Me llamaron y entré al despacho con lentitud. Solemnemente me lo explicaron. Yo tenía la obligación de luchar por mi país porque ellos así lo mandaban. No había posibilidad de negarse a la cuestión. Si no estabas conforme, te aseguraban colocarte bien atado ante un eficaz pelotón de ejecución y nombrarte a título póstumo cobarde y traidor a tu país para la eternidad.

Así de rápidas son las cosas. Pasé de cuidar a mi rebaño de ovejas al cuartel de instrucción en cuestión de un par de días. Mi vida cambió de las verdes llanuras de mi aldea a un uniforme de camuflaje, también verde.

Con el paso de los días nos dieron por capaces para matar enemigos y nos enviaron al campo de batalla. El miedo en las trincheras era un factor común en la tropa, al igual que el alcohol para espantar nuestros demonios internos.

Cuando el sargento pidió un voluntario para deslizarse por los campos en una noche en que la luna carecía de vida, yo, Miguel Barrientos, me ofrecí para la misión. El sargento, entusiasmado por mi determinación y valentía, me detalló la incursión en territorio enemigo:

-Debes llegar en silencio al amparo de la oscuridad y lanzar dos granadas en el puesto de ametralladoras que nuestro enemigo tiene en lo alto de la colina.

En cuanto al retorno, nada dijo mi superior. Imagino por qué.

Comprendí la cara de gratitud y alivio de mis compañeros. A la hora acordada en punto -en lo militar la puntualidad es muy rigurosa- empecé a moverme por el suelo. Reptaba colina arriba en silencio, como si fuera al rescate de una de mis ovejas. Y así, lentamente, sigilosa y prudentemente me iba acercando a una tenue luz que marcaba el final de mi destino y probablemente de mis días.

Alcancé el punto exacto para levantarme y tirar las granadas, pero no lo hice.

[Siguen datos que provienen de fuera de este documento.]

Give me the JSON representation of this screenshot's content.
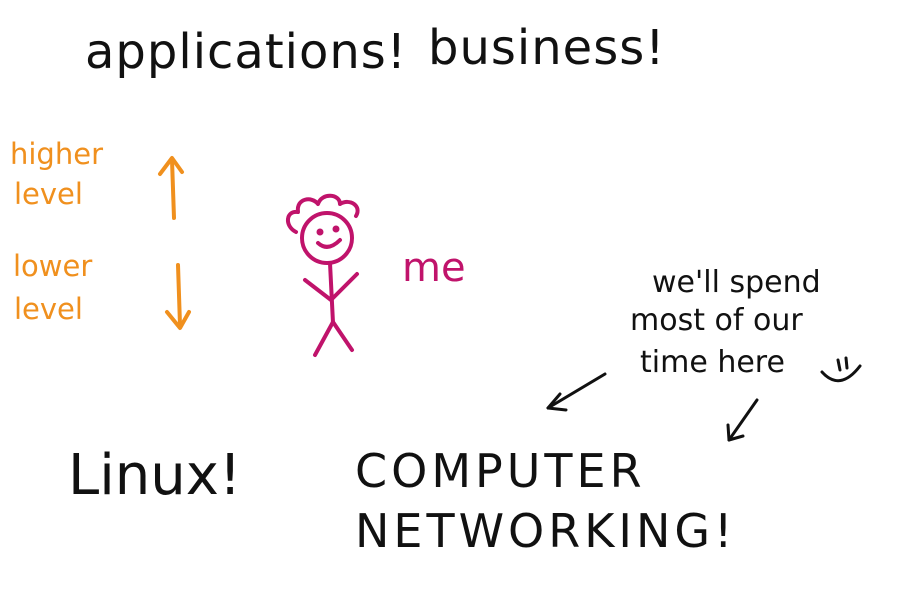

Me limité a apuntar con mi fusil ametralladora y vi cómo elevaban las manos cuatro muchachos de mi edad pidiendo clemencia.

Yo, Miguel Barrientos, soldado adiestrado para matar, también era hombre de paz. Con voz suave les expliqué que no había nacido para asesinar, que si estaba allí no era por mi voluntad, que nada temieran porque nada les iba a pasar.

En señal de buena voluntad el pastor tiró lejos el fusil y se quiso abrazar a sus enemigos. Rompió la noche una ráfaga de metralla. Miguel Barrientos clavó sus rodillas en el suelo.

-¡Cobarde!- llegó a decir- Matar por matar...

Al suelo cayó Miguel, una sonrisa en los labios fue lo último que regaló al mundo.